The 4 Characteristics of a Healthy School Culture

School climate and school culture directly affect how successful your students will be. As a result, it is crucial for the school and the classroom culture to reflect, acknowledge, and celebrate diversity.

Schools must recognize not only the diversity evident between broad ethnic groups (e.g., Asian or Hispanic) but also the diversity within these groups.

Teachers also need to engage in an interesting balancing act. They need to recognize how unique each student is. At the same time, they will need to treat students equally and giving them equal chances for success and equal access to the curriculum, teachers and administrators must recognize the uniqueness and individuality of their students.

Teachers have a particular responsibility to recognize and structure their lessons to reflect student differences. This encourages students to recognize themselves and others as individuals. It also encourages creates a sense of connection between students who have disparate cultural heritages within one school culture.

Recognizing and acknowledging our differences is part of treating students fairly and equally. School organizations and curricula are based on the needs and values of the societies they represent. Approaches to education emerge based on political and social structures and are replete with heroes, values, symbols, rituals, and norms.

As the American social structure expands to include a more diverse population, our schools must expand the curriculum to reflect a more global community. Students today will live as adults in a society more accepting of diversity, and one where global influences are more apparent. They must be prepared to live in that world. American schools attempt to monitor learning through nationally standardized assessment instruments such as the Criterion Reference Competency Test (CRCT), American College Testing (ACT), and the Scholastic Aptitude Test (SAT).

Schools emphasize particular topics and fields of study and use mastery of these subjects to determine grade progression and the ability to gain admission to college. Schools also use age-level grouping, along with periodic assessment of students’ skills and knowledge, to regulate class sizes and progressions through a structured system of learning. Progress reports are frequent. In addition to these academic learning activities, state-mandated drills are held to learn school procedures for fire safety, inclement weather, and other emergency situations.

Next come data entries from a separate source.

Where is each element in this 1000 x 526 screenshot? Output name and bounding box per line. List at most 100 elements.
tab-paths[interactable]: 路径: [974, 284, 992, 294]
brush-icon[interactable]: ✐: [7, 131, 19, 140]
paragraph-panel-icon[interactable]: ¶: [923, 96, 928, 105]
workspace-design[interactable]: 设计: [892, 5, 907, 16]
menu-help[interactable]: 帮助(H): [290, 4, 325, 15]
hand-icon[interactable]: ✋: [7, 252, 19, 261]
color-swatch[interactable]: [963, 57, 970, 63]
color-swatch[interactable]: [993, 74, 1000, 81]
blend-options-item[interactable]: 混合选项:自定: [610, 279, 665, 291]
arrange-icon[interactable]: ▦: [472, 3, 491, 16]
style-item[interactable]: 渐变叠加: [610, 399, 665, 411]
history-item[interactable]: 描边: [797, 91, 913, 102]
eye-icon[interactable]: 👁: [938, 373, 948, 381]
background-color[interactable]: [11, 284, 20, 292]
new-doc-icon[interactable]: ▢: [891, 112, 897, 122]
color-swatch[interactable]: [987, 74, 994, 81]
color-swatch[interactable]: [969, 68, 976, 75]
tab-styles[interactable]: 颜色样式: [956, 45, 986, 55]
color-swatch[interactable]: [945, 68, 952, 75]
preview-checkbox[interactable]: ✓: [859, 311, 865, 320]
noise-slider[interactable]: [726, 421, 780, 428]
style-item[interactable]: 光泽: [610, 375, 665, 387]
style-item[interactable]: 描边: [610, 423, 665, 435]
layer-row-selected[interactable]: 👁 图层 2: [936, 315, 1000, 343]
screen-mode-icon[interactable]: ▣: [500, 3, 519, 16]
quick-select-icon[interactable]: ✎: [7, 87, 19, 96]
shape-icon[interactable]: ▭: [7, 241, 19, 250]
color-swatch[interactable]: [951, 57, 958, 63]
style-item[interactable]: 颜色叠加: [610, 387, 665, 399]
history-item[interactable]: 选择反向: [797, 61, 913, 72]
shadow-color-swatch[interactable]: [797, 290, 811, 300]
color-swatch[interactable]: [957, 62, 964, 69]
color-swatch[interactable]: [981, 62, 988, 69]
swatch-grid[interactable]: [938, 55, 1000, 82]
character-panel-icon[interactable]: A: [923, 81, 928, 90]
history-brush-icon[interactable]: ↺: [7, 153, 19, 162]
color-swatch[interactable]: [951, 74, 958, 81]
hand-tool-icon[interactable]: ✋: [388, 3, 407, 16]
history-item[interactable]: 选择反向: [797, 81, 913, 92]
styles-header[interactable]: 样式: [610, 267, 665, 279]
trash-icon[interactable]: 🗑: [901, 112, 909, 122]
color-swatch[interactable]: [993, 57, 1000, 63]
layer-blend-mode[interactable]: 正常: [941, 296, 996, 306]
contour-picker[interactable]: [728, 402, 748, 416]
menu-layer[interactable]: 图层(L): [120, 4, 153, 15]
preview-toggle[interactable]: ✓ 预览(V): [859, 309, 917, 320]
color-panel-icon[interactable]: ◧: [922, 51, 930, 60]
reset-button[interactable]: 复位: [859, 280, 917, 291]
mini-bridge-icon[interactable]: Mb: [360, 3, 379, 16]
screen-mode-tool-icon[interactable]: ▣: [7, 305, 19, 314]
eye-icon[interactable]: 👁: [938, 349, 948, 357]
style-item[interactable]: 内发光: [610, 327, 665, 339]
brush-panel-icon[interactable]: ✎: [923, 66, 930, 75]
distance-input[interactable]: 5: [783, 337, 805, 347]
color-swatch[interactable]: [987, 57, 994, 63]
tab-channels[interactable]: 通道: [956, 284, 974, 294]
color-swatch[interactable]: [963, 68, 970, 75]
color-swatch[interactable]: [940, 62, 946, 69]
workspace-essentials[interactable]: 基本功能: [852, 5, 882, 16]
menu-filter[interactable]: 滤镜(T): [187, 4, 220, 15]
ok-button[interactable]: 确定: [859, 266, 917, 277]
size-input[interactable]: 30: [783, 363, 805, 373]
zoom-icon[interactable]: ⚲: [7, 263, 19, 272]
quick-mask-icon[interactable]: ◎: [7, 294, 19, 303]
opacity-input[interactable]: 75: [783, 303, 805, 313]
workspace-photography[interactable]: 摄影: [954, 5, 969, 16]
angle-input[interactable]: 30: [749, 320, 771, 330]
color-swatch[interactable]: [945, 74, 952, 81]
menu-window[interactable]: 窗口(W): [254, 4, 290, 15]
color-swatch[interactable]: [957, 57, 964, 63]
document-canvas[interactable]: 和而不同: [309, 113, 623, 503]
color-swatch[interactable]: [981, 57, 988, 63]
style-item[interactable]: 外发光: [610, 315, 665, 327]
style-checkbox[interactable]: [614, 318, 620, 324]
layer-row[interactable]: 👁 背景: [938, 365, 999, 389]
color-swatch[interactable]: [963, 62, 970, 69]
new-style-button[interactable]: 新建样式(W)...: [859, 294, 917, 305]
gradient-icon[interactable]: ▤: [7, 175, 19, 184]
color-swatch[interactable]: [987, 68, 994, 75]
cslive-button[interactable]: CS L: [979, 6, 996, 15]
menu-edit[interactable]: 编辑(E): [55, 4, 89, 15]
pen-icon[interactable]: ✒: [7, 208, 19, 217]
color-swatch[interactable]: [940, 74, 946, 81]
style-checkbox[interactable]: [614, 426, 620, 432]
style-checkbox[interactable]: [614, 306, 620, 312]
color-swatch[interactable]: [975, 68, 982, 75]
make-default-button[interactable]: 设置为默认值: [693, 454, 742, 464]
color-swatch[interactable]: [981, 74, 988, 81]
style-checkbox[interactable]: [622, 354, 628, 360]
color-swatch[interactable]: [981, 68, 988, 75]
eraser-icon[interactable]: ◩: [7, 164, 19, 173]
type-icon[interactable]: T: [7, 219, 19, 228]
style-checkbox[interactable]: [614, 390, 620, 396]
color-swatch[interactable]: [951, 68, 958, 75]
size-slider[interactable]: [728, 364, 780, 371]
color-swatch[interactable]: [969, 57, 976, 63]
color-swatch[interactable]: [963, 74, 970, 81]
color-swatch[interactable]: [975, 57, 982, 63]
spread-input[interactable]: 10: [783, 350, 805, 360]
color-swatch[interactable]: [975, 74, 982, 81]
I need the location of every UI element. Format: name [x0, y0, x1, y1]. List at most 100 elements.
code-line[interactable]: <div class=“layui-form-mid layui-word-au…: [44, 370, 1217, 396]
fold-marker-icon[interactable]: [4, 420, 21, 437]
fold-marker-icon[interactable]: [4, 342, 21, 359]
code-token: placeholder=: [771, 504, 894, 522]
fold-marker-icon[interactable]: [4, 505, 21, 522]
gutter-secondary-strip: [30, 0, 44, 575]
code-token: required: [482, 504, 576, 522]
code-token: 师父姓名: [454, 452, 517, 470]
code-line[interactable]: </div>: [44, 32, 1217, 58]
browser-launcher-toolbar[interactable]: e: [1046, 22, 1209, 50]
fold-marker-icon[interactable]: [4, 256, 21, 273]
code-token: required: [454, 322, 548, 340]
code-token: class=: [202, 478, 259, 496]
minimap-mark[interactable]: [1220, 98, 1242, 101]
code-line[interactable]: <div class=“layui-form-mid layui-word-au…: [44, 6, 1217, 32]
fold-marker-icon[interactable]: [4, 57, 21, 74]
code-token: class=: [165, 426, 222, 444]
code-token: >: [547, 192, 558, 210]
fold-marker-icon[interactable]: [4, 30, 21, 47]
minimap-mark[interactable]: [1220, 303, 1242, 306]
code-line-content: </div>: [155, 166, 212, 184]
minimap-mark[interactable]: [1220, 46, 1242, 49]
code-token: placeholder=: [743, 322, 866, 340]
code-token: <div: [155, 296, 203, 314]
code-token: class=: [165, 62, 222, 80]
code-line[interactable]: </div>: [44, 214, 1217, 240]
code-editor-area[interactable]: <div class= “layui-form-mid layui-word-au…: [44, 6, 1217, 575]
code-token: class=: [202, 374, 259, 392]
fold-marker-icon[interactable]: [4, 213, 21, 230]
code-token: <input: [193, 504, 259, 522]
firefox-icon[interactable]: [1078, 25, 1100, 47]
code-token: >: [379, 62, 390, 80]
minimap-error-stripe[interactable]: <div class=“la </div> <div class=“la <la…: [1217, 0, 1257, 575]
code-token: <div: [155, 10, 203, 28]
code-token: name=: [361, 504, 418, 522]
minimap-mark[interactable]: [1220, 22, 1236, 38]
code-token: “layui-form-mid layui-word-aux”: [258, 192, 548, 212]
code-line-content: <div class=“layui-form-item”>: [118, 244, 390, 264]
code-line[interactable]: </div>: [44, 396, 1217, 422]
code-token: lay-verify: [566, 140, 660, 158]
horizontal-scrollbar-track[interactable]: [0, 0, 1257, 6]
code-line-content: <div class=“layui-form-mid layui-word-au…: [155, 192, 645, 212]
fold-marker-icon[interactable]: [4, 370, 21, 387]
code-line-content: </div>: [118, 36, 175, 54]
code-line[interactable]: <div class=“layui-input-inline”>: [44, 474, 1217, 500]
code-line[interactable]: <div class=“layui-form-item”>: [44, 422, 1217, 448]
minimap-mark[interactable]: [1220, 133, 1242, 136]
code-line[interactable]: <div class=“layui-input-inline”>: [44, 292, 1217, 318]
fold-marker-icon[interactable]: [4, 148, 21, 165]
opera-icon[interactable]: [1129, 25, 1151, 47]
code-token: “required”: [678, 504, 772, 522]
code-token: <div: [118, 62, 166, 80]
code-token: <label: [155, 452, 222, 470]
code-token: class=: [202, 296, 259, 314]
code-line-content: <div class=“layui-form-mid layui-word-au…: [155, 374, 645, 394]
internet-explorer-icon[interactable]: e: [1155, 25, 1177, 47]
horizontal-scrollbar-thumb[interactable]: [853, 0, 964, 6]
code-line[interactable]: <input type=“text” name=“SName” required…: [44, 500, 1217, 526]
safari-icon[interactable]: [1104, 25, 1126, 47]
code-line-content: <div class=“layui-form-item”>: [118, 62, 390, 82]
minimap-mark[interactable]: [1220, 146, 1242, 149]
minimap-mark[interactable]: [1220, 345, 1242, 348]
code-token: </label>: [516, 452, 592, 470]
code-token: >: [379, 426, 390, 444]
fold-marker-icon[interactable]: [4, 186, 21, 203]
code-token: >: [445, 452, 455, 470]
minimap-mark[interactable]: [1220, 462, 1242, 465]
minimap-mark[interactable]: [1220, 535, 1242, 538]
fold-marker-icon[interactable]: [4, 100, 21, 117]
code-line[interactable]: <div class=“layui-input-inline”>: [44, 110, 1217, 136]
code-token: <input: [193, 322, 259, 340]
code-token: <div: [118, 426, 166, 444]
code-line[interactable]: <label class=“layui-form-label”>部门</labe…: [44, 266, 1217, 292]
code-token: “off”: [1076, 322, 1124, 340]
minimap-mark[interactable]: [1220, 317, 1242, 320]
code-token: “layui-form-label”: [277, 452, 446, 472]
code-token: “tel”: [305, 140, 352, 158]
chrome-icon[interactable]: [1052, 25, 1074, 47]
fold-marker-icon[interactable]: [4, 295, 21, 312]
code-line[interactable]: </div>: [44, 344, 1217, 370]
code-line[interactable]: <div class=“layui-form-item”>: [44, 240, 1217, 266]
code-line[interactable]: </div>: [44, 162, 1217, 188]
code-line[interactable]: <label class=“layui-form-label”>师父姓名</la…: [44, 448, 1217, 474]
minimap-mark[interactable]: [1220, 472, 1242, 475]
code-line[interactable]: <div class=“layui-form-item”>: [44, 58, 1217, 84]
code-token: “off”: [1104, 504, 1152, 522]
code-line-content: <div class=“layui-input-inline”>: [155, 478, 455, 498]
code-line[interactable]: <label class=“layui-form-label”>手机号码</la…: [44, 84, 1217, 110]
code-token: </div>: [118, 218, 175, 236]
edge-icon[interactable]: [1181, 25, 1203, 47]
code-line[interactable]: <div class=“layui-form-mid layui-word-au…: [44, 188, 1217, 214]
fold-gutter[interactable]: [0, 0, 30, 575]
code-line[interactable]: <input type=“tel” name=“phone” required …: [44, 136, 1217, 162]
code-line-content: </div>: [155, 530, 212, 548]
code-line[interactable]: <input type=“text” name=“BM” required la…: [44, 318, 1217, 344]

Most school systems implement a district-wide policy controlling disciplinary infractions with guidelines for truancy, suspension, and other serious infringements. Each of these processes and procedures reflect certain values of American society, such as the need for structure and order, the desire to maximize potential, the desire to recognize achievement, and the importance of multiple opportunities for individual success.

The customs and regular practices that reflect our beliefs and value systems with regard to education make up a school’s culture. The structure of school boards, districts, superintendents, and curriculum committees resembles the structure of the national government. It also parallels the values of a largely Protestant, capitalist population, with an emphasis on individual accomplishments, competition, and equality.

School infrastructure also reflects the cultural inequities and imbalances of the larger society. Even though the widely accepted values, norms, assessments, and practices described here are indicators of school culture, schools may have individual school climates. Educators have debated about the definition of school climate but haven’t developed a single, accepted definition. Some argue that the feelings and attitudes of teachers, students, staff, and parents are influenced by a school climate that is based on intangibles.

Hunt and coworkers have suggested that school climate has four domains and that to achieve a positive school climate, these domains must have the following characteristics:

  • Physical Safety. The physical environment must be safe, and welcoming, and must support learning.
  • Social Relationships. The school must encourage positive communication and interaction among students, teachers, and the wider community.
  • Emotional Environment. Students must feel emotionally supported to encourage high self-esteem and a sense of belonging.
  • Academic Support. The academic environment must be conducive to learning and achievement for all students.